A “perfect storm,” quoting Wikipedia, is “an event where a rare combination of circumstances will aggravate a situation drastically.”
Certainly it has been around long enough to outlive its usefulness. The Oxford English Dictionary traces this expression back to 1718, a tribute to the sheer persistence of some research person.
More recently, it has been traced in its meteorological sense back to March, 1936, when it appeared in a Port Arthur, Texas, newspaper: “a perfect storm . . . Seven factors were involved in this chain of circumstances that led to the flood.”
Sebastian Junger’s 1997 book, “The Perfect Storm” is credited with bringing the expression into pop culture.
If you watched the 130 minute movie, “The Perfect Storm,” back in 2000, starring George Clooney, the special effects were “perfect” enough to induce mild seasickness. And people were looking for places to describe as a “perfect storm.”
It is no wonder that in 2007, Lake Superior State University awarded the phrase top prize in a published list of words to be banned for overuse.
However, the urge to use “perfect storm” continues because of its succinct descriptive power. I recall an incident when I was in high school that could have been characterized that way.
I had recently bought a car. To celebrate, I invited my friend Doug, a high school classmate, to drive into town and go to a movie with me. It was a guy thing.

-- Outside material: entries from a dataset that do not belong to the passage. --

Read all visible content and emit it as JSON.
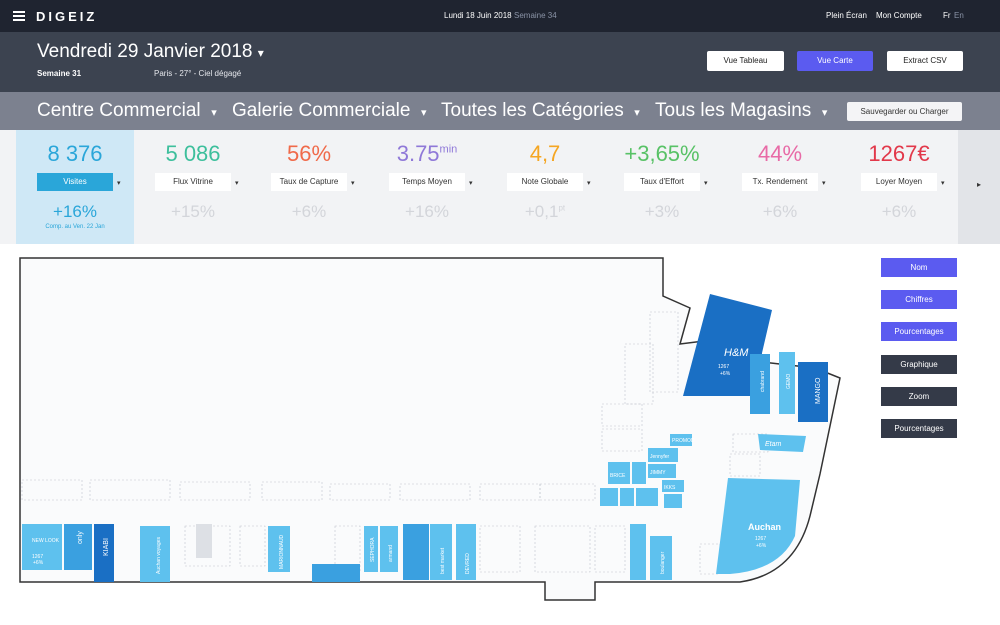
{
  "app": {
    "logo": "DIGEIZ",
    "date": "Lundi 18 Juin 2018",
    "week": "Semaine 34"
  },
  "topnav": {
    "fullscreen": "Plein Écran",
    "account": "Mon Compte",
    "lang_fr": "Fr",
    "lang_en": "En"
  },
  "header": {
    "date": "Vendredi 29 Janvier 2018",
    "date_caret": "▾",
    "week": "Semaine 31",
    "weather": "Paris - 27° - Ciel dégagé",
    "btn_table": "Vue Tableau",
    "btn_map": "Vue Carte",
    "btn_csv": "Extract CSV"
  },
  "filters": {
    "center": "Centre Commercial",
    "gallery": "Galerie Commerciale",
    "categories": "Toutes les Catégories",
    "stores": "Tous les Magasins",
    "caret": "▾",
    "save": "Sauvegarder ou Charger"
  },
  "kpis": [
    {
      "value": "8 376",
      "unit": "",
      "label": "Visites",
      "change": "+16%",
      "change_unit": "",
      "comp": "Comp. au Ven. 22 Jan",
      "color": "#2aa6d9"
    },
    {
      "value": "5 086",
      "unit": "",
      "label": "Flux Vitrine",
      "change": "+15%",
      "change_unit": "",
      "color": "#3dbf9c"
    },
    {
      "value": "56%",
      "unit": "",
      "label": "Taux de Capture",
      "change": "+6%",
      "change_unit": "",
      "color": "#f06a4a"
    },
    {
      "value": "3.75",
      "unit": "min",
      "label": "Temps Moyen",
      "change": "+16%",
      "change_unit": "",
      "color": "#8f78d8"
    },
    {
      "value": "4,7",
      "unit": "",
      "label": "Note Globale",
      "change": "+0,1",
      "change_unit": "pt",
      "color": "#f5a623"
    },
    {
      "value": "+3,65%",
      "unit": "",
      "label": "Taux d'Effort",
      "change": "+3%",
      "change_unit": "",
      "color": "#58c266"
    },
    {
      "value": "44%",
      "unit": "",
      "label": "Tx. Rendement",
      "change": "+6%",
      "change_unit": "",
      "color": "#e86aa6"
    },
    {
      "value": "1267€",
      "unit": "",
      "label": "Loyer Moyen",
      "change": "+6%",
      "change_unit": "",
      "color": "#e2384a"
    }
  ],
  "kpi_next": "▸",
  "side_buttons": [
    {
      "label": "Nom",
      "style": "blue"
    },
    {
      "label": "Chiffres",
      "style": "blue"
    },
    {
      "label": "Pourcentages",
      "style": "blue"
    },
    {
      "label": "Graphique",
      "style": "dark"
    },
    {
      "label": "Zoom",
      "style": "dark"
    },
    {
      "label": "Pourcentages",
      "style": "dark"
    }
  ],
  "map": {
    "store_value": "1267",
    "store_change": "+6%",
    "stores": {
      "hm": "H&M",
      "chabrand": "chabrand",
      "gemo": "GEMO",
      "mango": "MANGO",
      "etam": "Etam",
      "auchan": "Auchan",
      "brice": "BRICE",
      "jennyfer": "Jennyfer",
      "promod": "PROMOD",
      "jimmy": "JIMMY",
      "ikks": "IKKS",
      "newlook": "NEW LOOK",
      "only": "only",
      "kiabi": "KIABI",
      "auchan_voyages": "Auchan voyages",
      "marionnaud": "MARIONNAUD",
      "sephora": "SEPHORA",
      "armand": "armand",
      "boulanger": "boulanger",
      "bestmarket": "best market",
      "devred": "DEVRED"
    }
  }
}
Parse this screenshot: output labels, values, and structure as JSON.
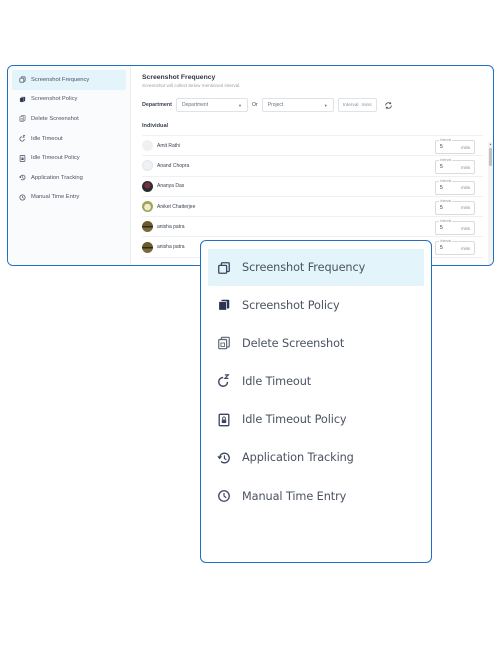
{
  "sidebar": {
    "items": [
      {
        "label": "Screenshot Frequency",
        "icon": "copy-icon",
        "active": true
      },
      {
        "label": "Screenshot Policy",
        "icon": "stacked-files-icon",
        "active": false
      },
      {
        "label": "Delete Screenshot",
        "icon": "delete-files-icon",
        "active": false
      },
      {
        "label": "Idle Timeout",
        "icon": "sleep-refresh-icon",
        "active": false
      },
      {
        "label": "Idle Timeout Policy",
        "icon": "locked-document-icon",
        "active": false
      },
      {
        "label": "Application Tracking",
        "icon": "history-icon",
        "active": false
      },
      {
        "label": "Manual Time Entry",
        "icon": "clock-icon",
        "active": false
      }
    ]
  },
  "main": {
    "title": "Screenshot Frequency",
    "subtitle": "Screenshot will collect below mentioned interval.",
    "filters": {
      "department_label": "Department",
      "department_value": "Department",
      "or_label": "Or",
      "project_value": "Project",
      "interval_placeholder": "Interval",
      "interval_unit": "mins"
    },
    "section_label": "Individual",
    "rows": [
      {
        "name": "Amit Rathi",
        "interval_label": "Interval",
        "interval": "5",
        "unit": "mins"
      },
      {
        "name": "Anand Chopra",
        "interval_label": "Interval",
        "interval": "5",
        "unit": "mins"
      },
      {
        "name": "Ananya Das",
        "interval_label": "Interval",
        "interval": "5",
        "unit": "mins"
      },
      {
        "name": "Aniket Chatterjee",
        "interval_label": "Interval",
        "interval": "5",
        "unit": "mins"
      },
      {
        "name": "anisha patra",
        "interval_label": "Interval",
        "interval": "5",
        "unit": "mins"
      },
      {
        "name": "anisha patra",
        "interval_label": "Interval",
        "interval": "5",
        "unit": "mins"
      }
    ]
  },
  "colors": {
    "accent_border": "#1f6fc4",
    "active_bg": "#e3f4fb",
    "icon_color": "#3d4560"
  }
}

Seven factors came to be involved in the chain of circumstances that led to our “perfect storm.”
The first was a temporary swap of my car for a motorcycle that I had only ridden once.
The second was that Doug was afraid of motorcycles and had never even ridden a bicycle.
Third, he lived on a dirt road out in the country.
Fourth, it was dark after the movie and I hadn’t learned the controls by feel. I had to hunt for the light switch. Doug seemed nervous.
Fifth, it started to rain. Soon we were both wet and shivering.
Sixth, we had neither helmets nor goggles. The rain nearly blinded us, not that it made much difference out on his country road.
Seventh, his driveway was an uphill pair of deep ruts. After we slithered, kicked, and pushed the motorcycle as far as where the ruts began, he mumbled something, slid off and ran away up the ruts.
We stayed friends after that. But he never once mentioned our perfect storm. Ever.
We had never heard “perfect storm,” but if we had, I’m sure we would have used it.